4) Comcast in Houston requires that you pickup the cards at their local office and self install. This was fine with me, I just wish their office wasn't 15 minutes away and that they had Saturday/Sunday hours. Also, because of Item 3) above, lines were very bad in early to mid July. It's been better.
5) The process that is used here for activating cards makes troubleshooting very slow because you have to wait for 24 hours for their system to "hit" the card to activate the premiums you are supposed to be able to see.
6) When you pick up your cable cards, they give you their level 3 technical support phone number. These people deal only with cable cards and, while you will still encounter hold times, once you get a technician they are pretty savvy (although issues like described in 1) can take far to long to resolve). Write this number down, don't lose it. I have it on speed dial. They will answer calls on weekends and before 8 am in the morning (hold times seem to be less at these times) but I think they are restricted to following through on troubleshooting during these times rather than initiating new installs.
I came very, very close to giving up and switching from Comcast to OTA or telephone wire based digital TV. When I first installed cablecards it was with a copmany that required technicians to handle it. It was very annoying to have to wait at home for technicians to come in and pay for a truck roll for something so simple as sliding a card into a slot and reading numbers off the screen. This time with the self-install was also frustrating, especially because of Comcast's process of waiting a day to hit the cards with authorization codes.

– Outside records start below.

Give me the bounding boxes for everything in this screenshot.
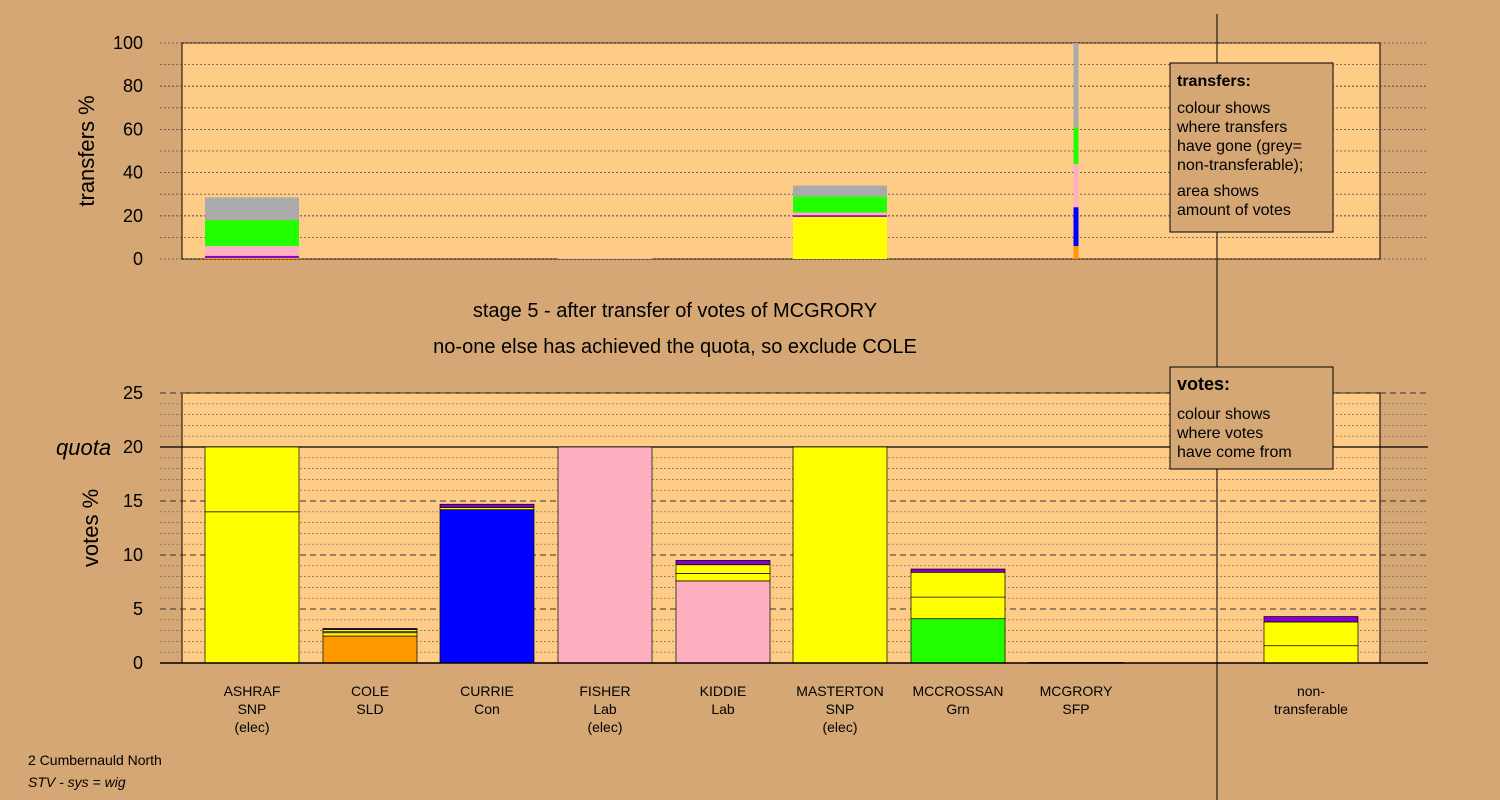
vote-segment-ashraf	[204, 446, 300, 513]
vote-segment-mccrossan	[910, 571, 1006, 598]
constituency-label: 2 Cumbernauld North	[28, 752, 162, 768]
transfers-legend-text: amount of votes	[1177, 202, 1291, 219]
votes-legend-text: colour shows	[1177, 406, 1270, 423]
quota-label: quota	[56, 435, 111, 460]
candidate-label: ASHRAF	[224, 683, 281, 699]
system-label: STV - sys = wig	[28, 774, 126, 790]
candidate-label: (elec)	[234, 719, 269, 735]
transfers-legend-text: where transfers	[1176, 119, 1287, 136]
vote-segment-non	[1263, 616, 1359, 623]
stage-heading: stage 5 - after transfer of votes of MCG…	[472, 300, 878, 322]
vote-segment-kiddie	[675, 560, 771, 566]
candidate-label: non-	[1297, 683, 1325, 699]
candidate-label: COLE	[351, 683, 389, 699]
transfers-tick-label: 20	[123, 206, 143, 226]
vote-segment-cole	[322, 628, 418, 630]
candidate-label: SNP	[238, 701, 267, 717]
candidate-label: SLD	[356, 701, 383, 717]
vote-segment-kiddie	[675, 580, 771, 664]
exclusion-heading: no-one else has achieved the quota, so e…	[433, 336, 917, 358]
transfers-legend-text: non-transferable);	[1177, 157, 1303, 174]
vote-segment-non	[1263, 645, 1359, 664]
transfers-tick-label: 100	[113, 33, 143, 53]
vote-segment-ashraf	[204, 511, 300, 664]
transfers-tick-label: 0	[133, 249, 143, 269]
vote-segment-cole	[322, 632, 418, 637]
transfer-segment-masterton	[793, 196, 887, 213]
vote-segment-fisher	[557, 446, 653, 664]
votes-legend-text: where votes	[1176, 425, 1263, 442]
vote-segment-masterton	[792, 446, 888, 664]
transfer-segment-mcgrory	[1073, 127, 1079, 164]
candidate-label: KIDDIE	[700, 683, 747, 699]
votes-legend-text: have come from	[1177, 444, 1292, 461]
votes-tick-label: 25	[123, 383, 143, 403]
votes-legend-title: votes:	[1177, 374, 1230, 394]
transfers-legend-title: transfers:	[1177, 73, 1251, 90]
vote-segment-cole	[322, 635, 418, 664]
candidate-label: SFP	[1062, 701, 1089, 717]
vote-segment-non	[1263, 621, 1359, 647]
candidate-label: MASTERTON	[796, 683, 883, 699]
candidate-label: CURRIE	[460, 683, 514, 699]
vote-segment-currie	[439, 509, 535, 664]
candidate-label: MCCROSSAN	[912, 683, 1003, 699]
candidate-label: (elec)	[822, 719, 857, 735]
transfer-segment-masterton	[793, 212, 887, 216]
transfers-legend-box	[1169, 62, 1334, 233]
transfers-tick-label: 40	[123, 163, 143, 183]
candidate-label: (elec)	[587, 719, 622, 735]
transfer-segment-ashraf	[205, 220, 299, 247]
votes-tick-label: 15	[123, 491, 143, 511]
transfers-axis-label: transfers %	[74, 95, 99, 206]
vote-segment-mccrossan	[910, 568, 1006, 573]
vote-segment-mccrossan	[910, 596, 1006, 620]
transfer-segment-masterton	[793, 215, 887, 217]
transfer-segment-ashraf	[205, 255, 299, 258]
transfer-segment-ashraf	[205, 257, 299, 259]
votes-legend-box	[1169, 366, 1334, 470]
transfer-segment-ashraf	[205, 197, 299, 221]
candidate-label: transferable	[1274, 701, 1348, 717]
vote-segment-mccrossan	[910, 618, 1006, 664]
candidate-label: SNP	[826, 701, 855, 717]
transfers-tick-label: 60	[123, 119, 143, 139]
transfers-legend-text: area shows	[1177, 183, 1259, 200]
votes-tick-label: 5	[133, 599, 143, 619]
candidate-label: Grn	[946, 701, 969, 717]
vote-segment-kiddie	[675, 573, 771, 582]
votes-tick-label: 10	[123, 545, 143, 565]
transfer-segment-fisher	[558, 258, 652, 259]
votes-tick-label: 0	[133, 653, 143, 673]
transfer-segment-mcgrory	[1073, 207, 1079, 247]
transfers-legend-text: have gone (grey=	[1177, 138, 1302, 155]
candidate-label: Lab	[711, 701, 735, 717]
transfer-segment-mcgrory	[1073, 163, 1079, 208]
vote-segment-kiddie	[675, 564, 771, 574]
transfer-segment-mcgrory	[1073, 43, 1079, 128]
candidate-label: FISHER	[579, 683, 630, 699]
votes-axis-label: votes %	[78, 489, 103, 567]
transfers-legend-text: colour shows	[1177, 100, 1270, 117]
votes-tick-label: 20	[123, 437, 143, 457]
transfers-tick-label: 80	[123, 76, 143, 96]
candidate-label: MCGRORY	[1040, 683, 1114, 699]
vote-segment-currie	[439, 503, 535, 508]
transfer-segment-masterton	[793, 185, 887, 197]
candidate-label: Con	[474, 701, 500, 717]
candidate-label: Lab	[593, 701, 617, 717]
transfer-segment-masterton	[793, 216, 887, 259]
transfer-segment-ashraf	[205, 246, 299, 256]
transfer-segment-mcgrory	[1073, 246, 1079, 259]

In summary, the cablecard issue is going to be a real problem for Tivo. I'm a reasonably tech savvy person who is comfortable enough with opening computers up and moving jumpers on cards etc. So this should have been very simple. The problems I see are:
1) About 1 out of 3 or 4 cards are bad. Technicians mumbled that the Tivo seems to be pickier about cards than the televisions, but I suspect the real story is that Tivo owners are more insistent upon getting the functionality right whereas TV owners give up much more readily on cablecards.
2) It is ridiculous to have to verbally communicate four strings of numbers per cable card. Add it up, it comes to 53 numbers that have to be recited and recorded in precise order for each cable card. (Not including the serial number adds another 12 numbers.) This is way overkill and will frustrate and intimidate customers. Not to mention the small potential of error introduced. Not as big an issue as the hardware reliability of cablecards themselves.